The petitioners also argued that the federal government had no reason to deploy its emergency powers through a mandate because the pandemic is not an emergency — it had lasted nearly two years, after all, and had grown long in the tooth. The Fifth Circuit seemed convinced by that sophistry, which predated omicron’s arrival in the US. Now that it’s here, I wonder if the judges and petitioners in Louisiana have a different understanding of what an “emergency” is and how long it can last.
In any event, the Sixth Circuit, which was selected by lottery to hear the consolidated challenges to mandates, overruled the Fifth Circuit. Now it will be up to the Supreme Court to settle the matter. And as the US takes its time getting comfortable with mandates, some practicalities are falling by the wayside. The Labor Department, which oversees OSHA, has extended its deadline for imposing the federal mandates to Feb. 9 from Jan. 4; legal fisticuffs around the mandates had caused confusion in workplaces, prompting the delay.
More troubling, as a recent New York Times analysis shows, government vaccine mandates have been expanding nationally but are not producing a significant boost in state and local vaccination rates. Perhaps that’s because penalties aren’t being enforced where mandates exist, but I don’t know. The Times reported that mandates exist in states with already high vaccination rates, so it was possibly difficult to find room for improvement. Mandates may also have lost some of their punch because, the Times observed, “vaccine hesitancy and refusal have been reinforced over time.”
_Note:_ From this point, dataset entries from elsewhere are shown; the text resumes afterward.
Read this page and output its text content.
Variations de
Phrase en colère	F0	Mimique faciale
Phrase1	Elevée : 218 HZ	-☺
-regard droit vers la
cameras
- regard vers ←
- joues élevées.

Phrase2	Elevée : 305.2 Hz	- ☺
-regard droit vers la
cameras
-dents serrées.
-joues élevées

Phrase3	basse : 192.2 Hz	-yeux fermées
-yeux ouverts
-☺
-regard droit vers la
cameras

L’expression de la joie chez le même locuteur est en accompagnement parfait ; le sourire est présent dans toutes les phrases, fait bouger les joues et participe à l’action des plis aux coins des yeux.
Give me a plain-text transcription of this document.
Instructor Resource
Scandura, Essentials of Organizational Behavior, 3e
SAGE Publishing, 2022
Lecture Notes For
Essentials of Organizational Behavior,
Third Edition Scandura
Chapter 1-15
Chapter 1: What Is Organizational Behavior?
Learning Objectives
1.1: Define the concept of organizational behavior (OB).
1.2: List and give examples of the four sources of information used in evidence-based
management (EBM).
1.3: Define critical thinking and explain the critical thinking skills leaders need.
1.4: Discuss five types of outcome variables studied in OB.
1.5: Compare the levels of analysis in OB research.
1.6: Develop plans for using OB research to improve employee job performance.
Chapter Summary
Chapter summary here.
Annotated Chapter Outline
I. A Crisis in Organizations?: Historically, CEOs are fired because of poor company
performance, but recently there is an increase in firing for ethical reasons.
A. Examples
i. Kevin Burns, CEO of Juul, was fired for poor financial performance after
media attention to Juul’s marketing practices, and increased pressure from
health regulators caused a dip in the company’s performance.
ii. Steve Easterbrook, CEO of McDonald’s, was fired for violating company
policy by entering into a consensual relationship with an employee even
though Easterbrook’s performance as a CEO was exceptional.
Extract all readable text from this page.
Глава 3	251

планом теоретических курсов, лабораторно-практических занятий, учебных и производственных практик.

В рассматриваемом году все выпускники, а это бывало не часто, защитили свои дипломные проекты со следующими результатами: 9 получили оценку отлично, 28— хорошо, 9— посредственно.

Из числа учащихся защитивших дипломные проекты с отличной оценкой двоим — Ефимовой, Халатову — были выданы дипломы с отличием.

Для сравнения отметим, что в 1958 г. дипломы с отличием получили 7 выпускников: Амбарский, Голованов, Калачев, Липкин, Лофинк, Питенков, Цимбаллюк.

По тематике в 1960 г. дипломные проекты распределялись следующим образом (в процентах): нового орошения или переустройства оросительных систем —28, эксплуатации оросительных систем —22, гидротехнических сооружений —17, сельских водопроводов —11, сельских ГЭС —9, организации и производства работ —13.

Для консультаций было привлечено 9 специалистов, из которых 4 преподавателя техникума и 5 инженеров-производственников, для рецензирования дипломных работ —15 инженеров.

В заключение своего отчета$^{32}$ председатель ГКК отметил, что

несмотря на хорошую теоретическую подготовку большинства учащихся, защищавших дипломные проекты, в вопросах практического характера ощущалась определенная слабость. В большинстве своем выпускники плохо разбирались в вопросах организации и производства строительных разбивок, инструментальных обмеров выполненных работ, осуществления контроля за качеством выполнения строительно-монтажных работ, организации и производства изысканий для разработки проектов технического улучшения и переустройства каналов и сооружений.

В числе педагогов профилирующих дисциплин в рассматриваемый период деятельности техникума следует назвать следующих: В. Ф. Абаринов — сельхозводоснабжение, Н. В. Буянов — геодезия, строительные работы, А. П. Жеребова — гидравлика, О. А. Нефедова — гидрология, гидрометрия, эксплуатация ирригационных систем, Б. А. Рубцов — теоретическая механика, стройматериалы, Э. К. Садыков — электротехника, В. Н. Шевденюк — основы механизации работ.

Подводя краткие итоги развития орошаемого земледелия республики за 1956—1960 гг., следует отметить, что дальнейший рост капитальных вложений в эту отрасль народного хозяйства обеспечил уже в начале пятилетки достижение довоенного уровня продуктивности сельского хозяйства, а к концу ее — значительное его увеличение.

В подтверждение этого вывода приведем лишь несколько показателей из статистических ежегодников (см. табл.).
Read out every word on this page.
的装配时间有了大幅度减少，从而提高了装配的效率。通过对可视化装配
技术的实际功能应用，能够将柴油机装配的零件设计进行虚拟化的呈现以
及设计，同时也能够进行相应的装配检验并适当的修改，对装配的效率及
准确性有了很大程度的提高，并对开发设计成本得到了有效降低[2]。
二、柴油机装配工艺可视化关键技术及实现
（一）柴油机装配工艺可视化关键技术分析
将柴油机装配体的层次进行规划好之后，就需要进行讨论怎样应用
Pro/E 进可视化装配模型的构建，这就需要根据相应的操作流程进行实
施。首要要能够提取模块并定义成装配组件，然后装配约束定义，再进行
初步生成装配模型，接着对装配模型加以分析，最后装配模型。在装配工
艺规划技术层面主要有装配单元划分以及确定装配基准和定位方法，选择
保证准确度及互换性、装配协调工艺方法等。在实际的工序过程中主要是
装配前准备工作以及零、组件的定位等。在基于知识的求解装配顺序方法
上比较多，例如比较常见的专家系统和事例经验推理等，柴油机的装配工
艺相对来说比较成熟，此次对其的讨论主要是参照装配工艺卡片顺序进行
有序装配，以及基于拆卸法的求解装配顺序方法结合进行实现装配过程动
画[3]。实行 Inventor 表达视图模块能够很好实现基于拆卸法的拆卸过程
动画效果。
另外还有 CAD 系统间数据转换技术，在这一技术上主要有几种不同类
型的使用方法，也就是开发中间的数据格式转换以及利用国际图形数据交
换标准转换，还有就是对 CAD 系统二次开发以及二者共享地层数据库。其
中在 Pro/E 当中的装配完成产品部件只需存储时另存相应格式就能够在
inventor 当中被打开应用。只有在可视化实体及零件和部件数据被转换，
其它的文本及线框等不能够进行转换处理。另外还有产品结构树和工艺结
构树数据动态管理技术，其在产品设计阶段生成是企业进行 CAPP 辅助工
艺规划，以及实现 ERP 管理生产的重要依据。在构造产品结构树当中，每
The perils of that kind of messaging were evident at a Senate Commerce Committee hearing last week. Senator Ted Cruz excoriated Scott Kirby, the chief executive officer of United Airlines Holdings Inc., during the hearing for successfully instituting a mandate at his company. Kirby, who has repeatedly said that his first duty is to keep his employees and customers safe, has been uncompromising in his approach. About 99.7% of United’s 67,000-member workforce is now vaccinated.
Cruz had a different perspective. He praised Gary Kelly, the CEO of Southwest Airlines Co., and Doug Parker, the CEO of American Airlines Group Inc., for having a lighter touch than Kirby.
“I’m proud to say the two airlines based in Texas, Mr. Kelly’s airline and Mr. Parker’s airline, I think had been exemplary, particularly concerning vaccine mandates,” Cruz said. “Both of you have made public commitments that you will not be firing your employees because of failure to comply with the vaccine mandate.”
Kelly, who was coughing and unmasked during the Senate hearing, disclosed on Friday that he had tested positive for Covid-19. Kelly may be Cruz’s kind of guy, but omicron has landed, and the clock is ticking. Undermining mandates won’t do anyone any good.